DraftKings Stock: An Exhausted Winner?

CHART 2. DAILY CHART OF DRAFTKINGS. DKNG has been outperforming the market, and its 2024 guidance offers a bullish glimpse into the coming quarters. But it needs a breather, and if you’re looking to buy the dip, you need to set a price alert to prepare yourself for it.

As mentioned, DraftKings popped up on an Overbought with a Declining RSI scan. This indicates bearish divergence: prices have risen into overbought territory while the RSI reading is falling.

If you look at the panels above the price chart, the relative strength index (RSI) is paired with a Money Flow Index (MFI) indicator—a volume-weighted RSI—to confirm and show more clearly this divergence, which is barely visible on the RSI (black dotted lines).

Now, look at the three price performance indicators in the panels below the price chart. This illustrates the extent to which DraftKings has outperformed the S&P 500 (87.85%), the Consumer Discretionary sector (86.35%), and the Gambling industry (104.71%).

DraftKings’ performance is that of a winner. And on Friday, a day after reporting its Q4 earnings, it logged in a 52-week high before backing off from its session high. Is its momentum exhausted? The answer is that it can continue running despite its overbought readings.

Eventually, though, all rallies need a breather. Bears will look for a reversal on strong momentum. Depending on whether they’re shorting for the near-term or long-term, their technical price target can be any of several swing lows (all potential support levels) on the way down.

As for bulls looking to buy on a pullback, you have to wait for a pullback (which hasn’t yet happened at the time of writing). The RSI and MFI can help you gauge the depth of the pullback alongside the actual price action (e.g., support and resistance). And if it happens to pull back in the near term, you might want to set a price alert at $34.50, which coincides with its July high and November–December support levels. 

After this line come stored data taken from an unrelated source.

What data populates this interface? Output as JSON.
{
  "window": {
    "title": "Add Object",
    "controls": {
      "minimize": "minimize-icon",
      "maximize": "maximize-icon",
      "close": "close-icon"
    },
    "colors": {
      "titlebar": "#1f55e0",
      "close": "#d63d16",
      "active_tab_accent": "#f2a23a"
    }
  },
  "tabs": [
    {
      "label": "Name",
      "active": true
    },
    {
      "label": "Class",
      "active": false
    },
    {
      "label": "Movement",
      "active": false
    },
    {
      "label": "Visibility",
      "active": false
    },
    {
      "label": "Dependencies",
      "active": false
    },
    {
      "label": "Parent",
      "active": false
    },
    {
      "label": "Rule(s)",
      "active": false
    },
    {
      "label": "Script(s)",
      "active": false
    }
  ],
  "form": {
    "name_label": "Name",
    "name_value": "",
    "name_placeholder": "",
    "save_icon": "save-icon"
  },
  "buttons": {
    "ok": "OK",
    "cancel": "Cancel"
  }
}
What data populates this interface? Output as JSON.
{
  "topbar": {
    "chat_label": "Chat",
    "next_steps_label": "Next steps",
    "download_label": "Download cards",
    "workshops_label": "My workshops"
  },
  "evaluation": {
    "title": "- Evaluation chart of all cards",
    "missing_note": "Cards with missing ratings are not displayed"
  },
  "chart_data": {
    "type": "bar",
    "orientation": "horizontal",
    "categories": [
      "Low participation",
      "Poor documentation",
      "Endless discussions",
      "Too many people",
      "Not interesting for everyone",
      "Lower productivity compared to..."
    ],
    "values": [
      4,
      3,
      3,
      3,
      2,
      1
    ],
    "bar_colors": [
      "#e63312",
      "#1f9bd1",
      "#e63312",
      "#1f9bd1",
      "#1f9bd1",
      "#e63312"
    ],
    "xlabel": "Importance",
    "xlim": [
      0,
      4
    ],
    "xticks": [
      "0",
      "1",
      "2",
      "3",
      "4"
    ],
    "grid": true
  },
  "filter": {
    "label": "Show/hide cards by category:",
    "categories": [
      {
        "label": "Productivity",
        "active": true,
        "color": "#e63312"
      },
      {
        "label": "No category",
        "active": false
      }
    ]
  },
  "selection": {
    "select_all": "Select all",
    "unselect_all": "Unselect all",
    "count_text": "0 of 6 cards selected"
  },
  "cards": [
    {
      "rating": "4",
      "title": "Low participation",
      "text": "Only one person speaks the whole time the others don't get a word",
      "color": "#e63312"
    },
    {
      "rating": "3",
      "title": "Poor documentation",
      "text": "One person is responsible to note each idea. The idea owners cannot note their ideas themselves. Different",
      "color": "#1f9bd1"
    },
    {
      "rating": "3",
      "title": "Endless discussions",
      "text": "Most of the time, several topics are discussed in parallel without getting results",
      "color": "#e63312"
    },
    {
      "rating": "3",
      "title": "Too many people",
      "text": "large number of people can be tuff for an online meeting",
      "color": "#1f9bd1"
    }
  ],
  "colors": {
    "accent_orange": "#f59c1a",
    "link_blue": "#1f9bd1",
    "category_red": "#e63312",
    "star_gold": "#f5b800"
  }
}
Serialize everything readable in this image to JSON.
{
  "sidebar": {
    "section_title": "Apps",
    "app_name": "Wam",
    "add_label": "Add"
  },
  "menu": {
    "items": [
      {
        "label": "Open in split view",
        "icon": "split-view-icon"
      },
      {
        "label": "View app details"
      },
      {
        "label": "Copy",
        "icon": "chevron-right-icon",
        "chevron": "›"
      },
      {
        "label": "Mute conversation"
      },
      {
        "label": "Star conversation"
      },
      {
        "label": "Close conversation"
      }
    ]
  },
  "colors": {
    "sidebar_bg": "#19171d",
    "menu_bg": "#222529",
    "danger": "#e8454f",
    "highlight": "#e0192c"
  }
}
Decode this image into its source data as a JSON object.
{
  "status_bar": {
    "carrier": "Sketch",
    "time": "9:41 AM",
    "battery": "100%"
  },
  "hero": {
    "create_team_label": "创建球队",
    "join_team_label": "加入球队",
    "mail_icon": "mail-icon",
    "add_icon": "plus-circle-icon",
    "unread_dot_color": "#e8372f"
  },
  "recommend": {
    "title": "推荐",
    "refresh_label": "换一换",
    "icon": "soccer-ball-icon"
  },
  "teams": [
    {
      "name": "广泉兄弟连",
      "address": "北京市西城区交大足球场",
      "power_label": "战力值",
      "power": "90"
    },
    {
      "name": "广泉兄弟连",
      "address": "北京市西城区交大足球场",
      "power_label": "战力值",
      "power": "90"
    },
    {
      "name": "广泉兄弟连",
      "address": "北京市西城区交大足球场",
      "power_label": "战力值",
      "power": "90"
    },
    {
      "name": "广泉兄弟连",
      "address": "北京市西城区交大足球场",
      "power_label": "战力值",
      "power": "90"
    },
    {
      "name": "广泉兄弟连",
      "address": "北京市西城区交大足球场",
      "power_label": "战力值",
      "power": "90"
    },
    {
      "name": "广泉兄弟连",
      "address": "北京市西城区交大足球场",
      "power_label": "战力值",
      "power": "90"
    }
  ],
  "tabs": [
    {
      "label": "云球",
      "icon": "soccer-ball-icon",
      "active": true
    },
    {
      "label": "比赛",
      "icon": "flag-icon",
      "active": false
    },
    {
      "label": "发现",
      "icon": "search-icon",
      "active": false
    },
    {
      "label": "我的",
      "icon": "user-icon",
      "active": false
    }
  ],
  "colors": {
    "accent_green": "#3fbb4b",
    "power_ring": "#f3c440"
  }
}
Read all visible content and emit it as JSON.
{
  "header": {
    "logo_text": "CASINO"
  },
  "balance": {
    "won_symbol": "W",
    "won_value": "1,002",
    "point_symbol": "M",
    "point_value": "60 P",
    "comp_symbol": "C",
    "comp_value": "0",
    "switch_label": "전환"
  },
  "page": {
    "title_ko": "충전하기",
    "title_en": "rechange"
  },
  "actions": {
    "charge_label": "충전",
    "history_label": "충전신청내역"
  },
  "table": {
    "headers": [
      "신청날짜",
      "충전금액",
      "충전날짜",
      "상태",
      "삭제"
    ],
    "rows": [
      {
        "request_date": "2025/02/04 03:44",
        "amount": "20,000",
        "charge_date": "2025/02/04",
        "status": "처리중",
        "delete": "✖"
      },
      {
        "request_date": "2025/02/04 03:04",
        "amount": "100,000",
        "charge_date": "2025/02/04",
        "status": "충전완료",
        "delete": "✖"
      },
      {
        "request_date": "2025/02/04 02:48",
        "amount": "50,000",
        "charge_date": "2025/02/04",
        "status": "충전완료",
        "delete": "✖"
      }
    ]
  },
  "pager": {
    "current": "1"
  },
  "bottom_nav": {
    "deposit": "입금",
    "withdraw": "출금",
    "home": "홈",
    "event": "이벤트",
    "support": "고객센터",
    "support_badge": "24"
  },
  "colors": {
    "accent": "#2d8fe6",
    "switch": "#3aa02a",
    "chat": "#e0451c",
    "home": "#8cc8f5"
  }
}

The 50-day, 100-day, and 200-day simple moving averages, all in full sail, can provide you with a favorable support range, which, if you reference it with the Ichimoku cloud range, might help you anticipate a bullish reversal. But you must ensure the upside bounce has enough momentum to be sustainable (e.g. a bullish candle backed by high volume and some follow-through).

The Bottom Line

To wrap things up, DraftKings stands at a critical juncture, flaunting strong market performance at the edge of near-term burnout. Still, the company forecasts robust prospects for the year to come. Investors looking to get in are waiting for the dust to settle, eyeing the perfect moment to dive into the fray, hoping to catch the next upswing.

Adding Indicators to Charts

Bring up a price chart in SharpCharts and add in the Money Flow Index and other indicators from the Indicators dropdown menu.

Disclaimer: This blog is for educational purposes only and should not be construed as financial advice. The ideas and strategies should never be used without first assessing your own personal and financial situation, or without consulting a financial professional.